Pedro Venâncio

Personal information
- Full name: Pedro Manuel Regateiro Venâncio
- Date of birth: 21 November 1963 (age 62)
- Place of birth: Setúbal, Portugal
- Height: 1.86 m (6 ft 1 in)
- Position: Centre-back

Youth career
- 1978–1981: Vitória Setúbal
- 1981–1982: Sporting CP

Senior career*
- Years: Team / Apps / (Gls)
- 1982–1992: Sporting CP / 209 / (9)
- 1992–1994: Boavista / 24 / (0)
- Total:  / 233 / (9)

International career
- 1985–1991: Portugal / 21 / (0)

= Pedro Venâncio =

Portuguese footballer

Pedro Manuel Regateiro Venâncio (born 21 November 1963) is a Portuguese former professional footballer who played as a central defender.

==Club career==
During his career, Setúbal-born Venâncio represented two clubs in the Primeira Liga, Sporting CP and Boavista FC, making more than 250 official appearances for the former albeit without no silverware won in a ten-year spell.

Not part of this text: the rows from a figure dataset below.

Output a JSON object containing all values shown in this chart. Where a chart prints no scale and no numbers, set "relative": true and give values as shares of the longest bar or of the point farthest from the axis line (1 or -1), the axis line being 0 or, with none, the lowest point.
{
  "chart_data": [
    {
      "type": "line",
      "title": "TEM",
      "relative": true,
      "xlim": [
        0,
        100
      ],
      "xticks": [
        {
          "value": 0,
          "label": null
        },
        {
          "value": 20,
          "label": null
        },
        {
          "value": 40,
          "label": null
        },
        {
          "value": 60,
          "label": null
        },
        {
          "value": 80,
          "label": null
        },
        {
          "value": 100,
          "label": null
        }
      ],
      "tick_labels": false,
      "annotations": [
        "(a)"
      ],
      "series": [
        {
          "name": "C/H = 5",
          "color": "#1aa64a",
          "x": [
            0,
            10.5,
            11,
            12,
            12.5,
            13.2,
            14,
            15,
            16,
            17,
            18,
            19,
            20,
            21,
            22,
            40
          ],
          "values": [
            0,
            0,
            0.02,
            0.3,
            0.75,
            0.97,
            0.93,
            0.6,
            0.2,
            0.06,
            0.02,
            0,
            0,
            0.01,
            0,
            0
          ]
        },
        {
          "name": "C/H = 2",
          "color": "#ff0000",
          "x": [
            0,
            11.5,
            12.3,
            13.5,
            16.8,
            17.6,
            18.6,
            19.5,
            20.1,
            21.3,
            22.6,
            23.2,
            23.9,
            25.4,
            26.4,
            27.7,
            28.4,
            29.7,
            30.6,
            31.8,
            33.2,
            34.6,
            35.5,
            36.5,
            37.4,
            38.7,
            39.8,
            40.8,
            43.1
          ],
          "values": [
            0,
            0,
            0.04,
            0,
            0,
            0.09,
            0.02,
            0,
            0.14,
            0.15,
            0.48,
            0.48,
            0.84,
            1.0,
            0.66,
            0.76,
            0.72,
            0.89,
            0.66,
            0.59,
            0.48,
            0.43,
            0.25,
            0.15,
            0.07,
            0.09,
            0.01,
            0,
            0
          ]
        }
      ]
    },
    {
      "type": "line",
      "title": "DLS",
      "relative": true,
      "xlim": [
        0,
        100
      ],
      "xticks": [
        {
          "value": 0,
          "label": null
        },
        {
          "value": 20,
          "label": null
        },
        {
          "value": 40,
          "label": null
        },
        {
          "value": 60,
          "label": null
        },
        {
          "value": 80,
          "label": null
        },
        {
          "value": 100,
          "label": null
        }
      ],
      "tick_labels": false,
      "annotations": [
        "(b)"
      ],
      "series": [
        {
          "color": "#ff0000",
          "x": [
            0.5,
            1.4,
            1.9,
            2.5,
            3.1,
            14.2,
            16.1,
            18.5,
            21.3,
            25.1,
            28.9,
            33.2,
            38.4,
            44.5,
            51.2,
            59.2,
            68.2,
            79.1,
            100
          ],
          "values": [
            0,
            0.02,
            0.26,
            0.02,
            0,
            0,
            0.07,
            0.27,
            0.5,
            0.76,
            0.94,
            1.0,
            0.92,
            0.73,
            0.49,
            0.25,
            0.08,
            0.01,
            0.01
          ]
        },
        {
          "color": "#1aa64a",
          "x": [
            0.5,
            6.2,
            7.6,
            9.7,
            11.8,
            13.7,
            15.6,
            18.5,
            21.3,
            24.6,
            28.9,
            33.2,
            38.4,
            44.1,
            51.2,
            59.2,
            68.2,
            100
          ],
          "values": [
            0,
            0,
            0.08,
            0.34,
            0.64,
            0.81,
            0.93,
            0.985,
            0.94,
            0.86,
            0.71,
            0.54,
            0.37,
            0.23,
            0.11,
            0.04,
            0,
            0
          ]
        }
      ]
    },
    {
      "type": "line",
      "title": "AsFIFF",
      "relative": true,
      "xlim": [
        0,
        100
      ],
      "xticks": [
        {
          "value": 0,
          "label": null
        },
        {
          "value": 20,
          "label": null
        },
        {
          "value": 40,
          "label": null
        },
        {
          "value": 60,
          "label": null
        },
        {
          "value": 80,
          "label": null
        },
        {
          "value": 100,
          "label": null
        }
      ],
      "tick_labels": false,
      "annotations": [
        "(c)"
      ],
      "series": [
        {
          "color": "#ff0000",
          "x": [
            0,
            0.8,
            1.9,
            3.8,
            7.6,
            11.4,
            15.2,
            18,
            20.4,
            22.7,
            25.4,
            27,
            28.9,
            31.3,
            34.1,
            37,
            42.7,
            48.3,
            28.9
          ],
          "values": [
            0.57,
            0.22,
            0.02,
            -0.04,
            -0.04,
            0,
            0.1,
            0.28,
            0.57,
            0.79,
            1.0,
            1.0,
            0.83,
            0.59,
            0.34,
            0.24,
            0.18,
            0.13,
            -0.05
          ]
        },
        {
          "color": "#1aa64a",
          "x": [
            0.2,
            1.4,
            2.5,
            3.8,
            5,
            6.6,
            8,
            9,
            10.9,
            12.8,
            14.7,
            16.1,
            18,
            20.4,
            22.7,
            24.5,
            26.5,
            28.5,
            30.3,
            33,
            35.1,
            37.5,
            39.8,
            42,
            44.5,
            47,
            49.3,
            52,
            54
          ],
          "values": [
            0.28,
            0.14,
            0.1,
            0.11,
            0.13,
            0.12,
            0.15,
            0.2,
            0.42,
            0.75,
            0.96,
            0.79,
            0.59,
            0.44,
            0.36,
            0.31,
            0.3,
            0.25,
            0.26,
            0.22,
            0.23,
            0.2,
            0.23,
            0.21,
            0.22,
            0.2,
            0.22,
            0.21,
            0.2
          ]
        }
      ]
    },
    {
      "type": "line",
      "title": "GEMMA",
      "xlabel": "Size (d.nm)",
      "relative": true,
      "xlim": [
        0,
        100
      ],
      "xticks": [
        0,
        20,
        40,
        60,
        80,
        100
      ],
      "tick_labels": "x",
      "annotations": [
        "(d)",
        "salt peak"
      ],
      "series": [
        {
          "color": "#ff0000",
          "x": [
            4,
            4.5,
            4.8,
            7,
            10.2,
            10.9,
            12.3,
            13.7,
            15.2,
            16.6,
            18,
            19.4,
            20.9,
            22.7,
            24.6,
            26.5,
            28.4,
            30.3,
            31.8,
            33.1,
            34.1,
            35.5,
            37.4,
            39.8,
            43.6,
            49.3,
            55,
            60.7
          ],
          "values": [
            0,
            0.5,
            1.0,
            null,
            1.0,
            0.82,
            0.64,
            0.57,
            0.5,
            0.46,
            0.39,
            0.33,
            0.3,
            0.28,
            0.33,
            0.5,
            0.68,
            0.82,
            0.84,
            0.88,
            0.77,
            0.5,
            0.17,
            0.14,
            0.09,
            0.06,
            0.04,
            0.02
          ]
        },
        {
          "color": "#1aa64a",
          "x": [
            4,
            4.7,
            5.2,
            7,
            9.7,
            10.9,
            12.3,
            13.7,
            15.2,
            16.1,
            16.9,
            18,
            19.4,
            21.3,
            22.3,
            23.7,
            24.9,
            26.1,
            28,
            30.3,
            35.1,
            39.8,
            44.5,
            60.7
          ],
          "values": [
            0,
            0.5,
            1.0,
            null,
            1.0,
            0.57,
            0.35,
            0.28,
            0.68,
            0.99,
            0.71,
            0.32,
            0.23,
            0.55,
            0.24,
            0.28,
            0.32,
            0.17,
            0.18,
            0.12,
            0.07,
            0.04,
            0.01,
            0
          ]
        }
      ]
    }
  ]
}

He retired at only 30, in a career downed by constant injuries.

During his stint at Sporting, Venâncio formed a pair of youth graduate stoppers with António Morato.

==International career==
Venâncio won 21 caps for Portugal in six years. He was selected for the 1986 FIFA World Cup, but had to quit before the tournament in Mexico started due to an injury.

==Personal life==
Venâncio's son, Frederico, was also a footballer and a central defender. He too was brought up at Vitória.